Ancora un’uscita ed è Per niente al mondo di Ciro d’Emilio con Guido Caprino, un uomo di successo, pieno di amici, sempre alla frenetica ricerca della sua libertà che si troverà a dover scontare ingiustamente un anno di carcere. Uscito dalla prigione, accetterà quello che è successo o sarà un altro, deciso a vendicarsi e riprendersi quello che la vita gli ha tolto?
E se cercate una commedia molto leggera Un mondo sotto social con il duo comico palermitano I soldi spicci affronta il tema dei social media nella società e soprattutto il mondo degli influencer in un paesino della Sicilia, Roccapinola, che il protagonista sogna di trasformare in una metropoli come Milano…
Infine Evangelion: Thrice Upon a Time, diretto da Mahiro Maeda e Katsuichi Nakayama tra animazione e fantascienza un film che riprende oltre vent’anni dopo The End of Evangelion, trovando una nuova conclusione. Evangelion è la serie in cui il protagonista vive un senso di impotenza per le difficoltà e le ingiustizie del mondo: Shinji è il ragazzo geniale rifiutato dal padre dispotico e privato dell’affetto materno che vive nella saga i problemi dell’adolescenza come le difficoltà di diventare una sorta di supereroe…

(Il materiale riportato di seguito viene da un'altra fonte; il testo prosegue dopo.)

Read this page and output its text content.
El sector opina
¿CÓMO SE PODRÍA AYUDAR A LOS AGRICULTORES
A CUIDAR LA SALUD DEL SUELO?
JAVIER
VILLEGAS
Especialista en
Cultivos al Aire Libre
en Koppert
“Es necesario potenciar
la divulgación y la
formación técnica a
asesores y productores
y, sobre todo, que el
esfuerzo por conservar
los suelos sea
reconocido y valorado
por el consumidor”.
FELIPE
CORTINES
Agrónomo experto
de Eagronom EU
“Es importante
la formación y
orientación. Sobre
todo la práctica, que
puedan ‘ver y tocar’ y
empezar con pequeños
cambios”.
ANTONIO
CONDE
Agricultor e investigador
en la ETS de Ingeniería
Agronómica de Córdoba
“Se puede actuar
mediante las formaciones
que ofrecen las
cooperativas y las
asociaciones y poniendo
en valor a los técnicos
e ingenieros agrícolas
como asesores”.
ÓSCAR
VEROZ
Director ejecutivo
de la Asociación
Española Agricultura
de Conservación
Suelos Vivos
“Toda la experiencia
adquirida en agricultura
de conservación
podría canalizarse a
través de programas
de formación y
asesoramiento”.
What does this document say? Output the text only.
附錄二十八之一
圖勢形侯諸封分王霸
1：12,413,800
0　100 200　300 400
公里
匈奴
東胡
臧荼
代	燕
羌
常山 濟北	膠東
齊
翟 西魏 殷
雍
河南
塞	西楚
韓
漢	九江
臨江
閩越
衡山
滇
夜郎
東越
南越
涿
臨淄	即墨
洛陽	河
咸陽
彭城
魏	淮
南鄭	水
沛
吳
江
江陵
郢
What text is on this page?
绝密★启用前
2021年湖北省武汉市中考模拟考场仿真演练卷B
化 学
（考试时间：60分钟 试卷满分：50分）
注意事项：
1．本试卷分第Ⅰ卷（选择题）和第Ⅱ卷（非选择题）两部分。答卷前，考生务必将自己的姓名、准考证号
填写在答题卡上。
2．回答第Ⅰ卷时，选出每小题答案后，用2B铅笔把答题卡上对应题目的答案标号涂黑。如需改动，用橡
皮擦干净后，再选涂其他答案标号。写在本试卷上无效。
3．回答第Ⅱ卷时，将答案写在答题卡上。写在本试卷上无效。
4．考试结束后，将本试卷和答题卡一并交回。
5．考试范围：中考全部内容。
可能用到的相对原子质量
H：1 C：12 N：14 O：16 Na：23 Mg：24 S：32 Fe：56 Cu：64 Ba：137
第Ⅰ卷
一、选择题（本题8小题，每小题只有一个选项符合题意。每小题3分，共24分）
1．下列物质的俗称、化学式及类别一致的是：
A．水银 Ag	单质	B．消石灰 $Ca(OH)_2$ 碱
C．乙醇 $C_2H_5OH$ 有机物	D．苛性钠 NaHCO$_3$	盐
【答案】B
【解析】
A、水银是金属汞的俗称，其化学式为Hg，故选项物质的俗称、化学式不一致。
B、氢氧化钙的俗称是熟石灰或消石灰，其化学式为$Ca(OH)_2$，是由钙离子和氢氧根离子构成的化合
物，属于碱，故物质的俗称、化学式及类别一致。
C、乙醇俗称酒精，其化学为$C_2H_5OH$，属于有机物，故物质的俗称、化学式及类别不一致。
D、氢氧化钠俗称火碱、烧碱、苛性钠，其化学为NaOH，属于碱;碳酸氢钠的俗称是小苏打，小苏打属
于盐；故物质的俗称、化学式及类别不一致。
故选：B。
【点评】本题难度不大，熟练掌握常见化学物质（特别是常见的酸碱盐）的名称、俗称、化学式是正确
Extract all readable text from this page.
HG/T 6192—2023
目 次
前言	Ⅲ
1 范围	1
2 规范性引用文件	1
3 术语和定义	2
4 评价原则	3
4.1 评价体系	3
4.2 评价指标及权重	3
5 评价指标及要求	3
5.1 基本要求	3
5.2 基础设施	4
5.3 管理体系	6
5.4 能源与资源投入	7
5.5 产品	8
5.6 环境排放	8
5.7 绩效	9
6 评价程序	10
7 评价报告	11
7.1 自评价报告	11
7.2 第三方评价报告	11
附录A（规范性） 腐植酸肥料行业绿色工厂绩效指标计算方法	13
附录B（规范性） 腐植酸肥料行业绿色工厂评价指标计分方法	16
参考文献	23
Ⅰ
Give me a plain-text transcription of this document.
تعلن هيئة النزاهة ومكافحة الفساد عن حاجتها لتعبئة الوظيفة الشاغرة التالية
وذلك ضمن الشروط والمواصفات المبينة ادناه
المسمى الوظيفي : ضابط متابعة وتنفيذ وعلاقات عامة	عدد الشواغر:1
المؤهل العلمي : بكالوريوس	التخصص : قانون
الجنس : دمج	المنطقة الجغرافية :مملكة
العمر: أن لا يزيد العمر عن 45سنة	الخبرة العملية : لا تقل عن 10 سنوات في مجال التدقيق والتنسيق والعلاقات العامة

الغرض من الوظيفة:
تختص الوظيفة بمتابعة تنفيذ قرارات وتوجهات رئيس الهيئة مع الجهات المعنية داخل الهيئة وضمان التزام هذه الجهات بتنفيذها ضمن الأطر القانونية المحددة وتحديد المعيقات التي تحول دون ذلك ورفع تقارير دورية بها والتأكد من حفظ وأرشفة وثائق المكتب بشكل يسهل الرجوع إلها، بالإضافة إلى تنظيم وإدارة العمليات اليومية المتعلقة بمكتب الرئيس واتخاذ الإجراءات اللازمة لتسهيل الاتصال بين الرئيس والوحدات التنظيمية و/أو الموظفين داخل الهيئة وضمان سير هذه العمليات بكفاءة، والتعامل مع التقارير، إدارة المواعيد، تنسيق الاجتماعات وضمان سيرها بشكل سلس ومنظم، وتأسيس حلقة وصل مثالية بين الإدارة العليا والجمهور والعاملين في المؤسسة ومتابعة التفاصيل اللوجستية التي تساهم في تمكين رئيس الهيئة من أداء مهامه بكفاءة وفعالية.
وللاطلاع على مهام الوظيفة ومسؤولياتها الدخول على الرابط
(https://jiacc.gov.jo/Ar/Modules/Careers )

Buon cinema, da questa settimana davvero ce n’è per tutti e a proposito è prodotto da Nanni Moretti il documentario Las Leonas di Chiara Bondì e Isabel Achaval, anche questo lanciato dalle Giornate degli Autori veneziane. Un viaggio da non perdere.
E attenzione da domenica 18 settembre vale la pena non perdere i tre giorni eccezionalmente offerti al pubblico al prezzo speciale di soli 3,50 euro!